New York Times publisher A. G. Sulzberger:
To give you a sense of what this retreat looks like on the ground,
let me tell you a story I’ve never shared publicly before. Two
years ago, we got a call from a United States government official
warning us of the imminent arrest of a New York Times reporter
based in Egypt named Declan Walsh. Though the news was alarming,
the call was actually fairly standard. Over the years, we’ve
received countless such warnings from American diplomats, military
leaders and national security officials.
But this particular call took a surprising and distressing turn.
We learned the official was passing along this warning without the
knowledge or permission of the Trump administration. Rather than
trying to stop the Egyptian government or assist the reporter, the
official believed, the Trump administration intended to sit on the
information and let the arrest be carried out. The official feared
being punished for even alerting us to the danger.
Unable to count on our own government to prevent the arrest or
help free Declan if he were imprisoned, we turned to his native
country, Ireland, for help.

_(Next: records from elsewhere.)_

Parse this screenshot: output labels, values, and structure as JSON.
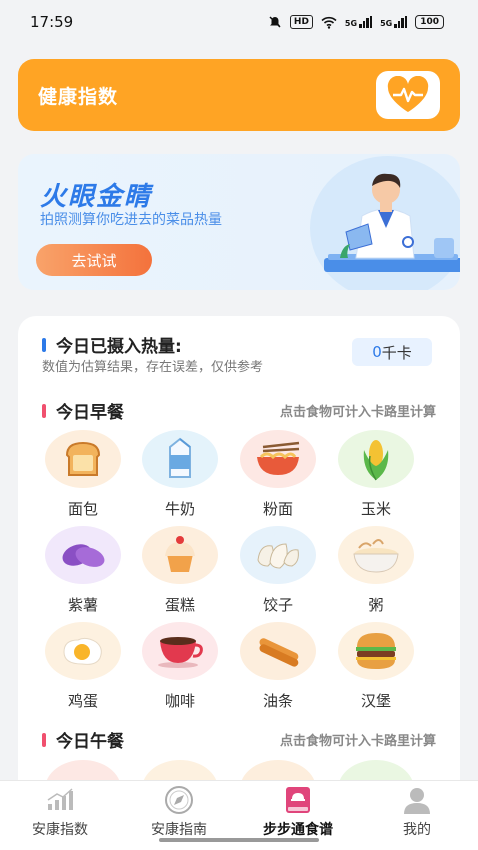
{
  "status_bar": {
    "time": "17:59",
    "hd": "HD",
    "sig1": "5G",
    "sig2": "5G",
    "battery": "100"
  },
  "health_index": {
    "title": "健康指数"
  },
  "banner": {
    "title": "火眼金睛",
    "subtitle": "拍照测算你吃进去的菜品热量",
    "button": "去试试"
  },
  "intake": {
    "title": "今日已摄入热量:",
    "subtitle": "数值为估算结果，存在误差，仅供参考",
    "value": "0",
    "unit": "千卡"
  },
  "breakfast": {
    "title": "今日早餐",
    "hint": "点击食物可计入卡路里计算",
    "items": [
      {
        "label": "面包",
        "icon": "bread-icon",
        "color": "#fdeedd"
      },
      {
        "label": "牛奶",
        "icon": "milk-icon",
        "color": "#e4f3fb"
      },
      {
        "label": "粉面",
        "icon": "noodles-icon",
        "color": "#fde8e4"
      },
      {
        "label": "玉米",
        "icon": "corn-icon",
        "color": "#eaf7e2"
      },
      {
        "label": "紫薯",
        "icon": "purple-sweet-potato-icon",
        "color": "#f1e8fb"
      },
      {
        "label": "蛋糕",
        "icon": "cake-icon",
        "color": "#fdeedd"
      },
      {
        "label": "饺子",
        "icon": "dumpling-icon",
        "color": "#e6f2fb"
      },
      {
        "label": "粥",
        "icon": "porridge-icon",
        "color": "#fdf1e0"
      },
      {
        "label": "鸡蛋",
        "icon": "egg-icon",
        "color": "#fdf1e0"
      },
      {
        "label": "咖啡",
        "icon": "coffee-icon",
        "color": "#fde8ea"
      },
      {
        "label": "油条",
        "icon": "fried-dough-icon",
        "color": "#fdeedd"
      },
      {
        "label": "汉堡",
        "icon": "hamburger-icon",
        "color": "#fdf1e0"
      }
    ]
  },
  "lunch": {
    "title": "今日午餐",
    "hint": "点击食物可计入卡路里计算"
  },
  "tabs": [
    {
      "label": "安康指数",
      "icon": "bar-chart-icon"
    },
    {
      "label": "安康指南",
      "icon": "compass-icon"
    },
    {
      "label": "步步通食谱",
      "icon": "recipe-book-icon"
    },
    {
      "label": "我的",
      "icon": "user-icon"
    }
  ],
  "colors": {
    "orange": "#ffa424",
    "blue": "#2d7ae8",
    "pink_bar": "#f0506e",
    "active_tab": "#e0457b"
  }
}
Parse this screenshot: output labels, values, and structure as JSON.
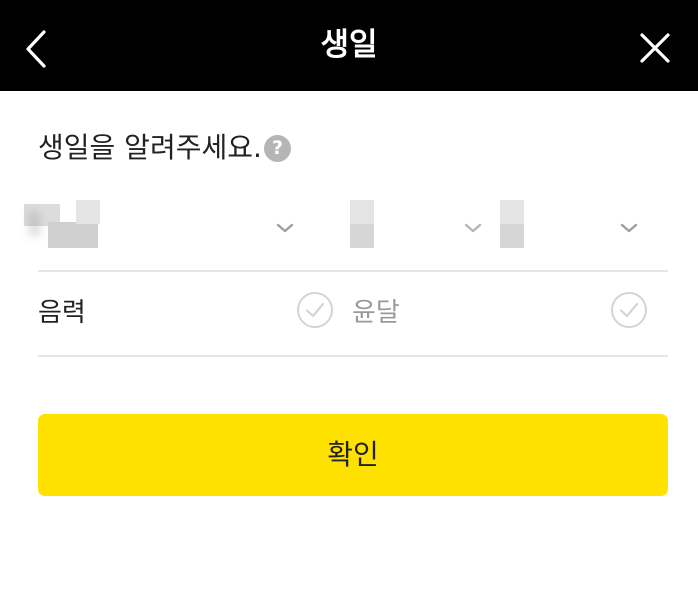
{
  "header": {
    "title": "생일",
    "back_icon": "chevron-left-icon",
    "close_icon": "close-icon",
    "background": "#000000"
  },
  "form": {
    "question": "생일을 알려주세요.",
    "help_icon": "?",
    "selects": {
      "year": {
        "value": "1",
        "chevron_icon": "chevron-down-icon"
      },
      "month": {
        "value": "",
        "chevron_icon": "chevron-down-icon"
      },
      "day": {
        "value": "",
        "chevron_icon": "chevron-down-icon"
      }
    },
    "options": [
      {
        "label": "음력",
        "checked": false
      },
      {
        "label": "윤달",
        "checked": false
      }
    ]
  },
  "confirm": {
    "label": "확인",
    "color": "#ffe100"
  }
}
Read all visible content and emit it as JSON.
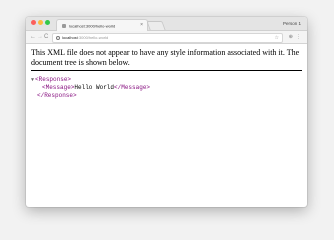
{
  "browser": {
    "tab_title": "localhost:3000/hello-world",
    "tab_close": "×",
    "profile_label": "Person 1",
    "nav": {
      "back": "←",
      "forward": "→",
      "reload": "C"
    },
    "url_host": "localhost",
    "url_path": ":3000/hello-world",
    "star": "☆",
    "menu": "⋮",
    "extension": "⊕"
  },
  "page": {
    "notice": "This XML file does not appear to have any style information associated with it. The document tree is shown below.",
    "tree": {
      "collapse_arrow": "▼",
      "root_open": "<Response>",
      "child_open": "<Message>",
      "child_text": "Hello World",
      "child_close": "</Message>",
      "root_close": "</Response>"
    }
  },
  "colors": {
    "tag": "#881280",
    "traffic_close": "#fc605c",
    "traffic_min": "#fdbc40",
    "traffic_max": "#34c84a"
  }
}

Within an hour, Irish diplomats
traveled to his house and safely escorted him to the airport
before Egyptian forces could detain him.
We hate to imagine what would have happened had that brave
official not risked their career to alert us to the threat.

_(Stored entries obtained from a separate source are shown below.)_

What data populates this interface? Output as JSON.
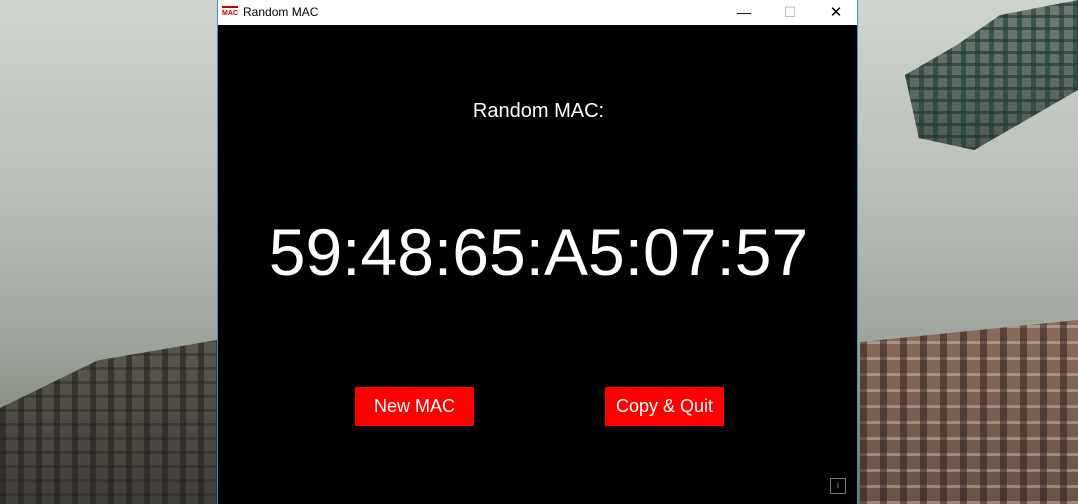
{
  "window": {
    "title": "Random MAC",
    "app_icon_text": "MAC",
    "icon": "mac-app-icon",
    "controls": {
      "minimize": "—",
      "maximize": "☐",
      "close": "✕"
    }
  },
  "main": {
    "label": "Random MAC:",
    "mac_address": "59:48:65:A5:07:57"
  },
  "actions": {
    "new_mac_label": "New MAC",
    "copy_quit_label": "Copy & Quit"
  },
  "footer": {
    "info_glyph": "i"
  },
  "colors": {
    "background": "#000000",
    "text": "#ffffff",
    "button": "#ff0000",
    "titlebar": "#ffffff"
  }
}
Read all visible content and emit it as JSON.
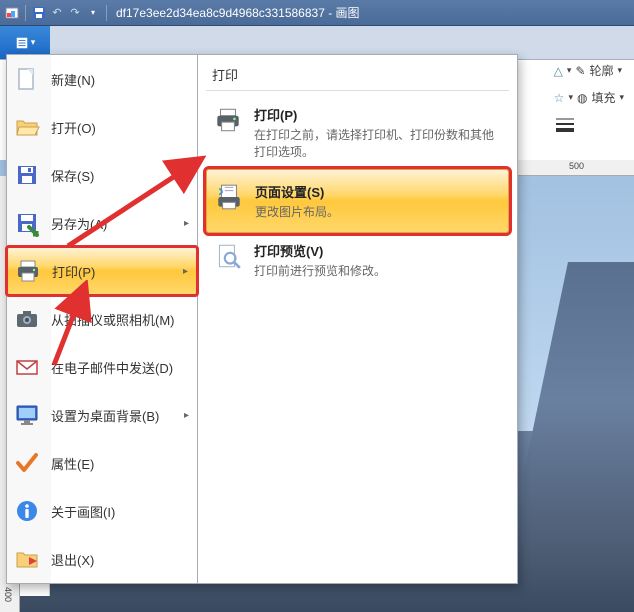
{
  "titlebar": {
    "filename": "df17e3ee2d34ea8c9d4968c331586837",
    "appname": "画图"
  },
  "ribbon_right": {
    "outline_label": "轮廓",
    "fill_label": "填充"
  },
  "ruler": {
    "mark500": "500",
    "mark400": "400"
  },
  "menu": {
    "items": [
      {
        "label": "新建(N)",
        "has_arrow": false
      },
      {
        "label": "打开(O)",
        "has_arrow": false
      },
      {
        "label": "保存(S)",
        "has_arrow": false
      },
      {
        "label": "另存为(A)",
        "has_arrow": true
      },
      {
        "label": "打印(P)",
        "has_arrow": true
      },
      {
        "label": "从扫描仪或照相机(M)",
        "has_arrow": false
      },
      {
        "label": "在电子邮件中发送(D)",
        "has_arrow": false
      },
      {
        "label": "设置为桌面背景(B)",
        "has_arrow": true
      },
      {
        "label": "属性(E)",
        "has_arrow": false
      },
      {
        "label": "关于画图(I)",
        "has_arrow": false
      },
      {
        "label": "退出(X)",
        "has_arrow": false
      }
    ]
  },
  "submenu": {
    "title": "打印",
    "items": [
      {
        "title": "打印(P)",
        "desc": "在打印之前，请选择打印机、打印份数和其他打印选项。"
      },
      {
        "title": "页面设置(S)",
        "desc": "更改图片布局。"
      },
      {
        "title": "打印预览(V)",
        "desc": "打印前进行预览和修改。"
      }
    ]
  }
}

Here’s the Trump administration position toward the press, spelled out:
Eighteen months later, another of our reporters, David
Kirkpatrick, arrived in Egypt and was detained and deported in
apparent retaliation for exposing information that was
embarrassing to the Egyptian government. When we protested the
move, a senior official at the United States Embassy in Cairo
openly voiced the cynical worldview behind the Trump
administration’s tolerance for such crackdowns. “What did you
expect would happen to him?” he said. “His reporting made the
government look bad.”
Bigotry, bad economic policy, antipathy to science, sheer incompetence — I’ve railed against all of these aspects of the Trump administration, but all of these can be remedied at the ballot box. What’s most dangerous is Trump’s flagrant disregard for a free press and for free and fair elections, which go hand-in-hand.